Citigroup has cut its 12-month price targets for both bitcoin and ether, arguing that stalled U.S. crypto legislation is weakening one of the market’s main expected catalysts for the next year. The revision matters because Citi had tied a more constructive outlook to clearer regulation, stronger ETF flows, and broader institutional adoption — all of which now look less certain on the current policy timeline.
Citi Cuts Crypto Targets as Senate Bills Stall
As Reuters reported, Citi lowered its 12-month bitcoin target to $112,000 from $143,000, while trimming its ethereum forecast to $3,175 from $4,304. The move amounts to a sharp reset in expectations, with bitcoin’s target reduced by roughly 22% and ether’s by about 26%, reflecting a less favorable path for U.S. policy support than the bank had previously assumed.
The bank’s reasoning was straightforward: legislative momentum in Washington has slowed, and that reduces the odds of near-term regulatory catalysts feeding through to flows. As Citi strategist Alex Saunders wrote, “Regulatory catalysts will drive further adoption and flows but the window of opportunity for U.S. legislation this year is narrowing.” In other words, the bullish case has not disappeared, but the timeline now looks much less supportive.
That shift appears to center on the Senate, where progress on crypto market-structure legislation has stalled. Reuters reported that the Clarity Act’s chances of passage have declined amid disagreements over stablecoin rules and a shrinking window for approval in 2026. The politics are also getting harder. Passage would require support from at least seven Senate Democrats, while some lawmakers are pushing for language that would bar elected officials from profiting from crypto ventures, a debate that has gained attention amid scrutiny of the Trump family’s World Liberty Financial project.
Weaker Policy Odds Dim ETF and Adoption Outlook
For Citi, the legislative slowdown is not just a policy story; it feeds directly into market structure and adoption assumptions. The bank had expected clearer rules to help unlock stronger ETF-driven demand and broaden institutional participation. With that regulatory pathway looking less immediate, the bank is dialing back the extent to which those inflows can be relied on to reprice the two largest crypto assets over the next 12 months.
Citi’s scenario analysis shows how much of the outlook still hinges on macro and demand conditions. In a recessionary backdrop, the bank sees bitcoin falling to $58,000 and ether to $1,198. Its bull case is much higher, with bitcoin reaching $165,000 and ether $4,488, driven by stronger end-investor demand. That leaves a wide range of outcomes, but the revised base case now reflects a market that may need to do more without the help of fast-moving U.S. regulation.
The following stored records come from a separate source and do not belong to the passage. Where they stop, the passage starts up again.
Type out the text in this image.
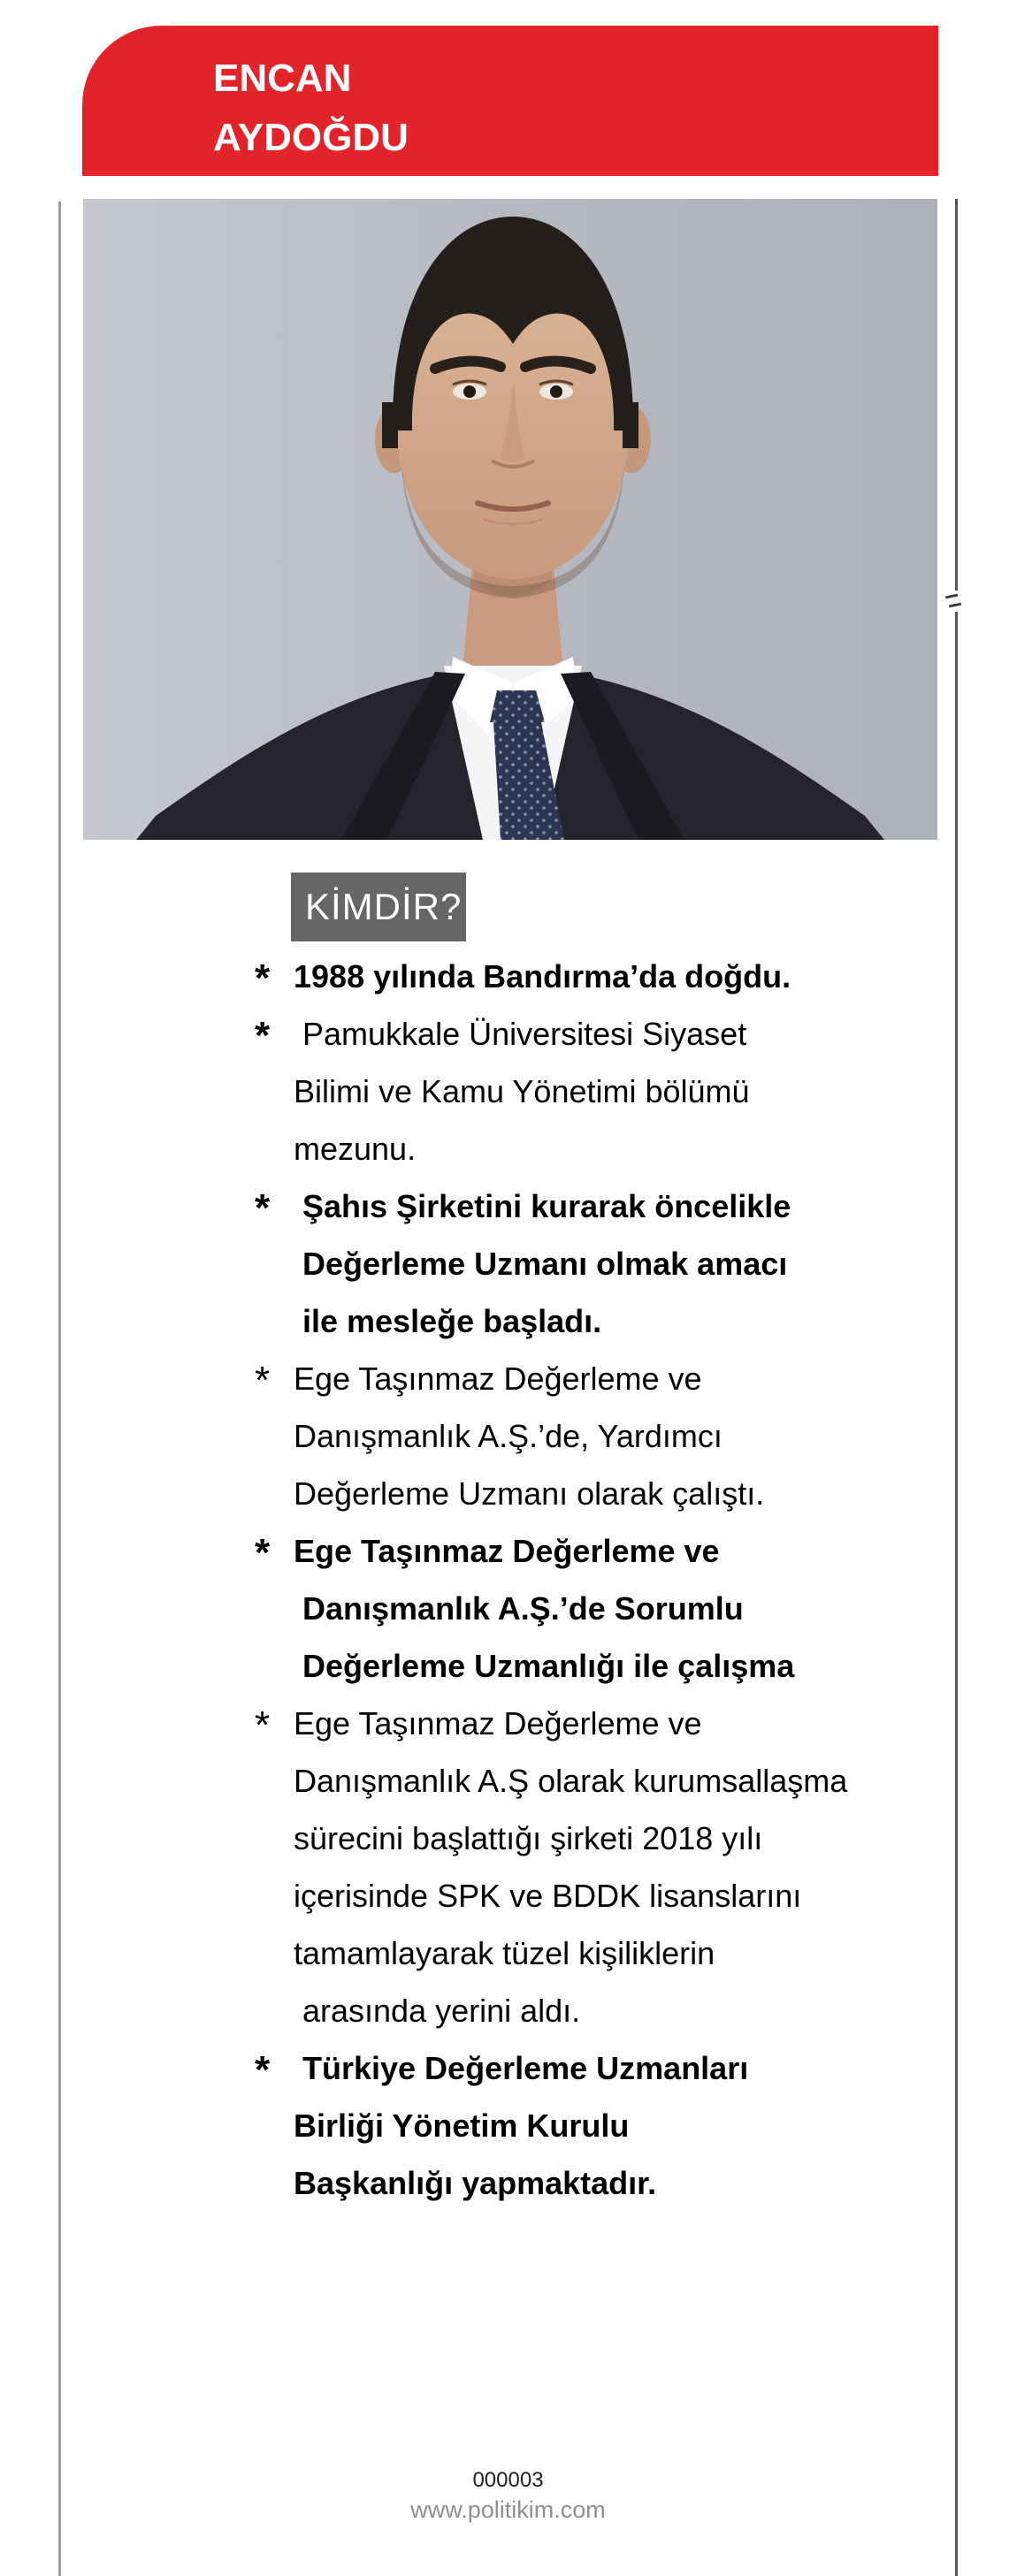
ENCAN
AYDOĞDU
KİMDİR?
* 1988 yılında Bandırma’da doğdu.
* Pamukkale Üniversitesi Siyaset
Bilimi ve Kamu Yönetimi bölümü
mezunu.
* Şahıs Şirketini kurarak öncelikle
Değerleme Uzmanı olmak amacı
ile mesleğe başladı.
* Ege Taşınmaz Değerleme ve
Danışmanlık A.Ş.’de, Yardımcı
Değerleme Uzmanı olarak çalıştı.
* Ege Taşınmaz Değerleme ve
Danışmanlık A.Ş.’de Sorumlu
Değerleme Uzmanlığı ile çalışma
* Ege Taşınmaz Değerleme ve
Danışmanlık A.Ş olarak kurumsallaşma
sürecini başlattığı şirketi 2018 yılı
içerisinde SPK ve BDDK lisanslarını
tamamlayarak tüzel kişiliklerin
arasında yerini aldı.
* Türkiye Değerleme Uzmanları
Birliği Yönetim Kurulu
Başkanlığı yapmaktadır.
000003
www.politikim.com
Ethereum, in Citi’s view, looks especially exposed to usage trends that have not yet turned convincingly higher. The bank said, “ETH will be especially sensitive to user activity metrics, which have been weak recently, but stablecoin and tokenization trends may increase interest and usage.” That is a nuanced read rather than an outright bearish one: user activity is soft, but the longer-term rails around stablecoins and tokenized assets could still provide support if those segments continue to expand.
Citi also flagged the election calendar as a further source of uncertainty. Chances of passing a crypto bill would shrink further if Democrats gain seats in Congress in the November midterms, Reuters said, since Democrats remain more divided on rewriting federal rules to accommodate digital assets. Other lawmakers, meanwhile, have called for tighter anti-money laundering provisions, adding another point of friction to negotiations that were already becoming more difficult.
The bank’s near-term market take is correspondingly restrained. “Bitcoin is likely to range-trade anticipating legislative news flow with (about) $70,000 an important level representing the pre-U.S. election price,” Citi said. With bitcoin last around $74,298 and ether near $2,345, the revised targets still imply upside from current levels, but Citi is clearly signaling that policy delays have reduced the odds of a cleaner rerating led by Washington.
Citi’s reset does not amount to a rejection of the broader crypto thesis. It is a repricing of timing, and of how much the market can count on U.S. legislation to accelerate flows, ETF demand, and institutional uptake over the next year. For now, that leaves bitcoin and ether trading in a market still sensitive to macro conditions, congressional negotiations, and whether regulatory clarity arrives soon enough to matter for 2026 positioning.